Na velha e tragicamente familiar realidade do campo social da arte, da indústria cultural ou do mundo dos museus, o Nem Memeseum aporta não na ânsia messiânica e civilizatória de transformá-la, senão para escancarar e debochar daquilo que, na arte ou a pretexto dela, não é motivo de exaltação, mas de constrangimento individual, público e generalizado. Zombando de nós, o museu instagrâmico caçoa de si mesmo não na chave da já vovó “crítica institucional”, mas desde a perspectiva ético-política dos memes.

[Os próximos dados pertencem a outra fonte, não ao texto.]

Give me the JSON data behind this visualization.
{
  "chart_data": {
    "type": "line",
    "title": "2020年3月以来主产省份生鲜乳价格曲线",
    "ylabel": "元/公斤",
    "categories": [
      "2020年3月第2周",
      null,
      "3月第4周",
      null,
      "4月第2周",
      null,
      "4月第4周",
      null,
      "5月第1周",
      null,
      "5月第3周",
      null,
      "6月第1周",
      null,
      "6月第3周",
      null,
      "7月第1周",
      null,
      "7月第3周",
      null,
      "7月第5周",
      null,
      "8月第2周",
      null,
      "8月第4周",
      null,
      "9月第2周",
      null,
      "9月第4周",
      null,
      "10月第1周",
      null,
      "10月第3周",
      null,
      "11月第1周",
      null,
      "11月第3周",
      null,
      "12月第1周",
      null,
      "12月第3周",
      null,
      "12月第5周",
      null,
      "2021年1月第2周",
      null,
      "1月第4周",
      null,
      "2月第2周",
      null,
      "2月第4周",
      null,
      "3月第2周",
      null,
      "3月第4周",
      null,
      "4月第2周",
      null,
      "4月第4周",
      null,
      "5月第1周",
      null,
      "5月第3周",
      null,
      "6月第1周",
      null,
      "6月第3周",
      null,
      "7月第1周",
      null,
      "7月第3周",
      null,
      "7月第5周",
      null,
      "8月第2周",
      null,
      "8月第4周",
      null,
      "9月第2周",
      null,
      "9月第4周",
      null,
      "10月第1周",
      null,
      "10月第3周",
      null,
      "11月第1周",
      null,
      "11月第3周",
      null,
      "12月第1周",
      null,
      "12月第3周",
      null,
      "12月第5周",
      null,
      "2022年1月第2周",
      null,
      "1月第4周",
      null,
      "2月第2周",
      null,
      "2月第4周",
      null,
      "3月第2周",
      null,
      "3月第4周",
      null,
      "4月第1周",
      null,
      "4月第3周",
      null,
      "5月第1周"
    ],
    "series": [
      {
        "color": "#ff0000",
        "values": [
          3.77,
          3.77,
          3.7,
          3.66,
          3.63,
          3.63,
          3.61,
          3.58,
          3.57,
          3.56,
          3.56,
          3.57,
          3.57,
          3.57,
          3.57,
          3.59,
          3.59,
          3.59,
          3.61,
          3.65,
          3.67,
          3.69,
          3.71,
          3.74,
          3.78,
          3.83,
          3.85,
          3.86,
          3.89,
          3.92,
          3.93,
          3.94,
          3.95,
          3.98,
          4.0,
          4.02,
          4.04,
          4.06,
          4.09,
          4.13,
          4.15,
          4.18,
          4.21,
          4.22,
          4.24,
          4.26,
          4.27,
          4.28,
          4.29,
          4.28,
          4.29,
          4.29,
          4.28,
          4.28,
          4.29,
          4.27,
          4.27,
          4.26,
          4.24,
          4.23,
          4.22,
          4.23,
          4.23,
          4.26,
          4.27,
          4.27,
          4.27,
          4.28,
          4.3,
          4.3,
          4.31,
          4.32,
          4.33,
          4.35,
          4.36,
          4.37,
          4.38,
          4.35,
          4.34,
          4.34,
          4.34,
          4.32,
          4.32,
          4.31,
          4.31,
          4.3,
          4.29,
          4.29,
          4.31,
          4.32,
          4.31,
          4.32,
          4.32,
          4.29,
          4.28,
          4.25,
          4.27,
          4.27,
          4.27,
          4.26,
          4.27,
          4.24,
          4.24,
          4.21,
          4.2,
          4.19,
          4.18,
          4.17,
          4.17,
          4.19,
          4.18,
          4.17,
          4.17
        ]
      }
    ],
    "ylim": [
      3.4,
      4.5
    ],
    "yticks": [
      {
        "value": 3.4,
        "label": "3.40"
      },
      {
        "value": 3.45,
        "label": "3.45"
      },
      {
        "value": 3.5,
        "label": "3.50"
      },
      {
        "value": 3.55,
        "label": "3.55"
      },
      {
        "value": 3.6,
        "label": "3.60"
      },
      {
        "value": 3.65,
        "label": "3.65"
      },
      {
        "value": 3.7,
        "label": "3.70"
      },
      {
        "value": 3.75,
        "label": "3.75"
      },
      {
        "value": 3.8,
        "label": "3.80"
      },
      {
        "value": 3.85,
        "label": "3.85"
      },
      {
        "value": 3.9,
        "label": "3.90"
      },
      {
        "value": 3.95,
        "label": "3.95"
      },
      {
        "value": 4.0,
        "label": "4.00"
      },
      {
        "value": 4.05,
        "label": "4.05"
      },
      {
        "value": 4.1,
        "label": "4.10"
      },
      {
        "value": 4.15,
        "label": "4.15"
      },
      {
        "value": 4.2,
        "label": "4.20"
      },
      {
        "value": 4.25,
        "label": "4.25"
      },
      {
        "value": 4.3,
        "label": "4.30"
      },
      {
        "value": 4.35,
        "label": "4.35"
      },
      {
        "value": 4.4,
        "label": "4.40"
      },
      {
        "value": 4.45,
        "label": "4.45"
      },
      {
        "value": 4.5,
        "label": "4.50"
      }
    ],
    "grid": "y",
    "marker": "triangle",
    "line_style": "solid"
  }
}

Anônimo, o perfil do museu produz, compartilha e recria memes cujo assunto central é a própria arte — suas dinâmicas sociopolíticas, suas encruzilhadas éticas, sua desigualdade econômica, seu racismo estrutural, suas subjetividades esfaceladas, o machismo que nele impera ou o feudalismo cultural que nele se reinventa, dentre outros temas. Integra, assim, o intenso fluxo da fábrica memeira do mundo — o Brasil —, espiralando ainda mais a circularidade das reapropriações típicas das culturas digitais.
Quem acompanha o dia a dia do museu logo verificará que, nele, os públicos também são instituintes. Transformados em espaço de debate público, os comentários dos posts reivindicam conteúdos, apontam ausências, discordam entre si, criticam as perspectivas propostas pela instituição (isso sem mencionar o quão profícua deve ser a ouvidoria do museu via DM). Se rir é um ato político, a memeficação o potencializa.
Operando com dados da realidade sem, todavia, coincidir com a pretensão do Real, o meme é um entusiasta da ficção. Não da ficcionalização como supra-realidade, senão precisamente daquela perspicaz inflexão que, agindo desde dentro do que reconhecemos como real, lida com seus signos sem o compromisso de reverenciar seus poderes, soberanias ou sacralizações. Elabora, assim, inteligibilidades alternativas para compreendê-los, questioná-los e recriá-los: “o real precisa ser ficcionado para ser pensado” (Jacques Rancière). Memeficar o museu é, desse modo, rearranjar seus termos, ficcionando-os para que, nessa translação, eles possam ser vislumbrados desde outras perspectivas.
Os memes que nos fazem rir do museu, de seus agentes, de suas políticas e de suas representações não vão mudar os museus, mas podem colaborar para nos emancipar de suas ficções de neutralidade, sacralidade, legitimidade, excepcionalidade, liberdade, dentre tantas outras. Trata-se do gesto de “combater ficção com ficção”, como na formulação de Karl Ove Knausgård. As mesmas armas ficcionalizantes utilizadas não para renovar nossos votos e crenças no moribundo Real e suas narrativas heroicas, mas para esvaziá-lo da ambição de ser o protagonista central da elaboração de sentidos e de valores para as incontáveis, complexas e fugidias formas de existir.
Ficções para além da expectativa e da realidade.